A Cosmic Echo

Use writing to augment your thinking

I've found it very helpful to use writing as a tool for thought. Writing forces you to actually think instead of one-shot evaluating, augments your working memory, and lets you evaluate your thoughts as a whole.

When you're using an LLM, the best way to get intelligent output is some sort of chain-of-thought tree search. See Tree of Thoughts, AutoLoom/Jacquard, MiniHF, and the recent math olympiad MCTS results. Essentially, each of these techniques has the model generate a number of possible continuations, and then evaluate which of those continuations is most promising. MCTS is a more sophisticated algorithm for doing essentially the same thing: iterative search over the space of possible continuations. This sort of prompting augments the model's thinking capacity by both: a) letting it work step-by-step, rather than in a single forward pass, and b) letting it leverage its capacity for noticing good thinking to steer itself towards good paths in thoughtspace. It's usually much easier to notice when something is correct or well-thought-through than to come up with it yourself, and the same applies for your own writing. When you write, you'll notice which ways of paths are best and steer towards them in a way that's much more difficult to implement using only your inner monologue.

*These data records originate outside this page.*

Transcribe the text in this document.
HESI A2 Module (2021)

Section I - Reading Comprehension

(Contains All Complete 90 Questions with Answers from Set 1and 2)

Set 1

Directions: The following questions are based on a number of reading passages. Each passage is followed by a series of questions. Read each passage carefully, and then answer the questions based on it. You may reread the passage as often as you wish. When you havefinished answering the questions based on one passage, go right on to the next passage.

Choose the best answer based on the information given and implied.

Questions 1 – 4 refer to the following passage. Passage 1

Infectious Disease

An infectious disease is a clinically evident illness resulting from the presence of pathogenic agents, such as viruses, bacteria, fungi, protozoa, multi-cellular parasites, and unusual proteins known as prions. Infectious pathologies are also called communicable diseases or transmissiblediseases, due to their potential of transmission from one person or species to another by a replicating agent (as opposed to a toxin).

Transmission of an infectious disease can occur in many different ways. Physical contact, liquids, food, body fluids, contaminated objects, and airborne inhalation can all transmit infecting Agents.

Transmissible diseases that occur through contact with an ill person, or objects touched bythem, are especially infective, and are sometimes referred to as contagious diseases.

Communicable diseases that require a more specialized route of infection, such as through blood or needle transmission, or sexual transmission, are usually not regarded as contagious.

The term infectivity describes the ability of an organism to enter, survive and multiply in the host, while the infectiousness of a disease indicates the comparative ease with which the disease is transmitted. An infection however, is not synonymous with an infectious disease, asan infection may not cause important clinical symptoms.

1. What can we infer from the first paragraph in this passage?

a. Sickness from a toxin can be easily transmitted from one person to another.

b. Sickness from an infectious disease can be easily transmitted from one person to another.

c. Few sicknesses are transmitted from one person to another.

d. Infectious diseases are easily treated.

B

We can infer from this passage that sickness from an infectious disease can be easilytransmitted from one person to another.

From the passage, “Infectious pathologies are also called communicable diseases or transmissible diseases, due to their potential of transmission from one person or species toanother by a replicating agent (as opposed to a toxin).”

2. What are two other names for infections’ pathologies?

It generally seems like many of the most effective people throughout history spent a lot of time reading and writing. Newton likely wrote millions of words in his lifetime, Franklin was a prolific writer, and Darwin famously kept an in-depth scientific journal. This definitely isn't true of everybody who did great things, but it's likely true of many of them.

Here's a haphazard list of places writing might be helpful:

Also, try to as much as possible write to a mind you trust. Your thinking will be better if you know your intended audience will follow you when you light the way.